Setiaji mengatakan akan lebih baik jika masyarakat mencari informasi dari Sahabat AI yang databasenya ada di Indonesia.
"Jadi minimal kita bisa dan juga menggunakan bahasa lokal, karena sebenarnya agak lebih baik dibandingkan kita mencarinya di Google yang pengetahuannya bisa jadi tidak terakurasi dengan baik," katanya.
Maka itu, ia menekankan konsultasi pada dokter menjadi hal yang amat penting dalam mengikuti perkembangan dari diagnosis yang sudah didapatkan.

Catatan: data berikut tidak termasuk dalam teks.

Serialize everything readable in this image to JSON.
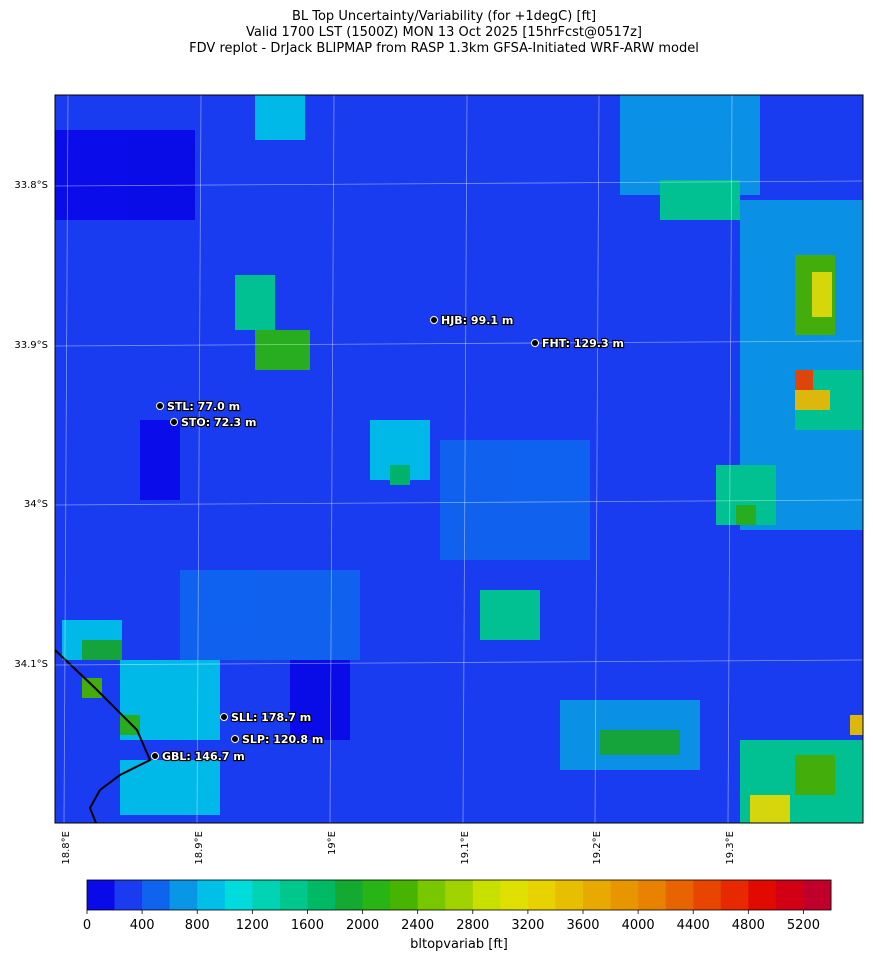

Hal lain yang Setiaji sampaikan adalah sensitivitas dari ChatGPT masih minim karena walaupun dapat mendeteksi berbagai macam penyakit, namun tidak semua informasi bisa disajikan pada masyarakat.
Kelemahan lain dari AI itu juga tidak dapat memberikan kepastian persentase dari kesembuhan penyakit yang dicari seseorang.
"Itu nanti tergantung lagi dari image-nya juga, kalau image-nya blur, artinya tentunya akan tidak baik juga. Kurang lebih dua alat ukur itu yang kita lakukan ya, sensitivitinya dan akurasi," kata dia.